Question: Do heirloom tomatoes take longer to grow than hybrids? I’ve had heirloom tomato seedlings in raised beds for about six weeks, and they keep growing taller, but not forming fruits.
Answer: Most tomatoes don’t bear fruit until well after six weeks in the ground, so it’s possible that you’re still up to four weeks from tomato production, a period that involves almost unbearable anticipation.
Tomatoes are typically divided into indeterminate and determinate types. Determinates mature to a certain size and then bear all of their fruit in a short period of time — a positive quality in a paste tomato, such as ‘Martino’s Roma,’ as it provides a large amount of fruit at once for processing and canning.

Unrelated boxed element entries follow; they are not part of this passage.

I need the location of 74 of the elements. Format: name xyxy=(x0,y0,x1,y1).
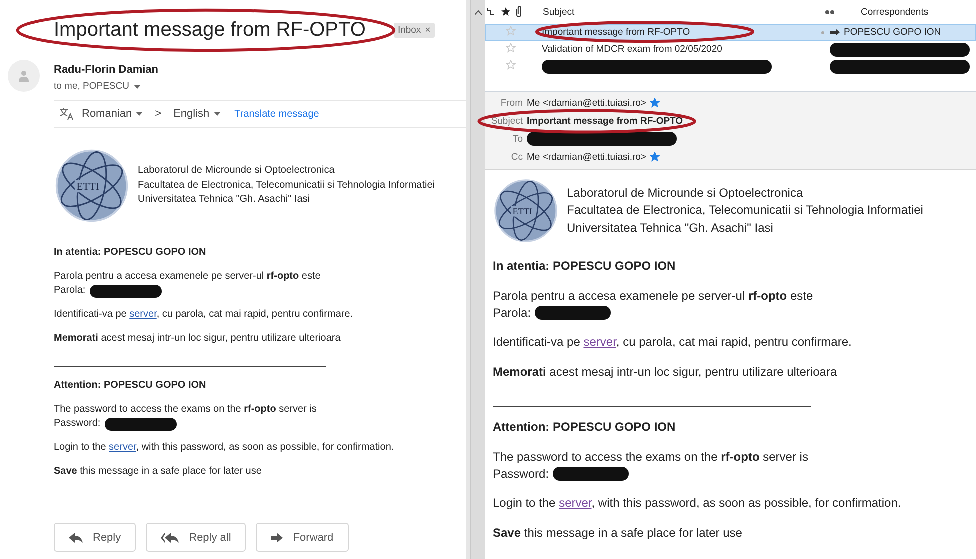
star-icon[interactable] xyxy=(650,152,660,162)
password-label: Password: xyxy=(493,466,550,482)
thread-icon[interactable] xyxy=(487,7,495,17)
header-label: From xyxy=(500,98,524,108)
password-label: Parola: xyxy=(54,284,86,298)
attention-heading: In atentia: POPESCU GOPO ION xyxy=(54,246,208,260)
body-paragraph: Save this message in a safe place for later use xyxy=(493,525,744,542)
globe-logo: ETTI xyxy=(493,178,559,244)
star-icon[interactable] xyxy=(506,26,516,36)
star-icon[interactable] xyxy=(650,98,660,108)
server-link[interactable]: server xyxy=(109,442,136,453)
scroll-up-icon[interactable] xyxy=(474,10,482,15)
arrow-separator: > xyxy=(155,108,162,120)
translate-message-link[interactable]: Translate message xyxy=(234,108,320,120)
server-link[interactable]: server xyxy=(584,335,616,350)
message-subject: Validation of MDCR exam from 02/05/2020 xyxy=(542,44,722,55)
caret-icon xyxy=(134,84,140,88)
attention-heading: Attention: POPESCU GOPO ION xyxy=(54,379,208,393)
correspondent-name: POPESCU GOPO ION xyxy=(844,27,942,38)
header-value: Me <rdamian@etti.tuiasi.ro> xyxy=(527,98,646,108)
body-paragraph: Identificati-va pe server, cu parola, cat mai rapid, pentru confirmare. xyxy=(493,334,853,352)
header-value: Me <rdamian@etti.tuiasi.ro> xyxy=(527,152,646,162)
reply-all-button[interactable]: Reply all xyxy=(146,523,246,552)
caret-icon xyxy=(136,112,144,116)
email-subject: Important message from RF-OPTO xyxy=(54,18,366,40)
translate-icon xyxy=(60,108,74,120)
forward-arrow-icon xyxy=(271,532,284,542)
forward-button[interactable]: Forward xyxy=(256,523,349,552)
attention-heading: Attention: POPESCU GOPO ION xyxy=(493,418,677,436)
read-status-icon[interactable] xyxy=(825,10,835,14)
sender-name: Radu-Florin Damian xyxy=(54,63,159,76)
body-paragraph: The password to access the exams on the rf-opto server is xyxy=(493,448,808,466)
server-link[interactable]: server xyxy=(130,309,157,320)
reply-arrow-icon xyxy=(69,532,83,542)
password-label: Password: xyxy=(54,417,101,431)
body-paragraph: Memorati acest mesaj intr-un loc sigur, pentru utilizare ulterioara xyxy=(493,364,838,381)
recipients-text: to me, POPESCU xyxy=(54,81,130,92)
body-paragraph: Save this message in a safe place for later use xyxy=(54,465,263,479)
header-label: To xyxy=(512,134,524,144)
body-paragraph: Parola pentru a accesa examenele pe server-ul rf-opto este xyxy=(54,270,321,284)
status-dot-icon xyxy=(821,30,825,34)
inbox-label: Inbox × xyxy=(394,22,435,38)
attachment-icon[interactable] xyxy=(515,6,523,18)
letterhead-text: Laboratorul de Microunde si Optoelectronica Facultatea de Electronica, Telecomunicatii si Tehnologia Informatiei Universitatea Tehnica "Gh. Asachi" Iasi xyxy=(138,164,436,208)
globe-logo: ETTI xyxy=(54,148,130,224)
body-paragraph: Memorati acest mesaj intr-un loc sigur, pentru utilizare ulterioara xyxy=(54,332,342,346)
body-paragraph: Login to the server, with this password, as soon as possible, for confirmation. xyxy=(493,495,902,512)
reply-button[interactable]: Reply xyxy=(54,523,136,552)
body-paragraph: Login to the server, with this password, as soon as possible, for confirmation. xyxy=(54,441,396,455)
message-subject: Important message from RF-OPTO xyxy=(542,27,690,38)
reply-all-arrow-icon xyxy=(161,532,180,542)
header-value: Important message from RF-OPTO xyxy=(527,116,684,126)
caret-icon xyxy=(214,112,221,116)
person-icon xyxy=(18,70,30,82)
correspondents-column-header[interactable]: Correspondents xyxy=(851,6,976,18)
server-link[interactable]: server xyxy=(559,496,592,510)
star-icon[interactable] xyxy=(506,43,516,53)
letterhead-text: Laboratorul de Microunde si Optoelectronica Facultatea de Electronica, Telecomunicatii si Tehnologia Informatiei Universitatea Tehnica "Gh. Asachi" Iasi xyxy=(567,184,924,237)
header-label: Cc xyxy=(510,152,524,162)
star-column-icon[interactable] xyxy=(501,7,511,17)
source-language-dropdown[interactable]: Romanian xyxy=(82,108,132,120)
star-icon[interactable] xyxy=(506,60,516,70)
message-row[interactable]: Important message from RF-OPTO POPESCU GOPO ION xyxy=(485,24,976,41)
body-paragraph: The password to access the exams on the rf-opto server is xyxy=(54,403,317,417)
password-label: Parola: xyxy=(493,304,532,322)
header-label: Subject xyxy=(490,116,524,126)
body-paragraph: Identificati-va pe server, cu parola, cat mai rapid, pentru confirmare. xyxy=(54,308,354,322)
forwarded-arrow-icon xyxy=(830,29,840,36)
message-row[interactable]: Validation of MDCR exam from 02/05/2020 xyxy=(485,41,976,58)
attention-heading: In atentia: POPESCU GOPO ION xyxy=(493,258,677,275)
remove-label-button[interactable]: × xyxy=(425,24,431,36)
body-paragraph: Parola pentru a accesa examenele pe server-ul rf-opto este xyxy=(493,288,814,305)
subject-column-header[interactable]: Subject xyxy=(535,6,825,18)
target-language-dropdown[interactable]: English xyxy=(174,108,210,120)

Indeterminate types bear fruit as they grow, and their vines grow indefinitely — although we tend to think of tomatoes as annuals, in warm climates, they’re perennials. You may see fruit set more quickly on these cultivars because they set fruit over a longer season — ideal for fresh eating.
As for whether heirlooms bear fruit more slowly than hybrids, every cultivar has its own pace of bringing fruits to maturity, and some heirlooms, especially those selected for cooler parts of the country, may bear more quickly regardless of being determinate or indeterminate. A trait known as “hybrid vigor,” or “out-breeding enhancement,” thought to result from genetically distinct parents, can lead some hybrids to be more prolific, or perhaps even quicker to mature, than heirlooms, which have genetically similar parents. Hybrid vigor was one of the arguments for the creation of hybrid cultivars, and scientists continue to examine how the phenomenon works, but the exact genetic mechanism remains unclear.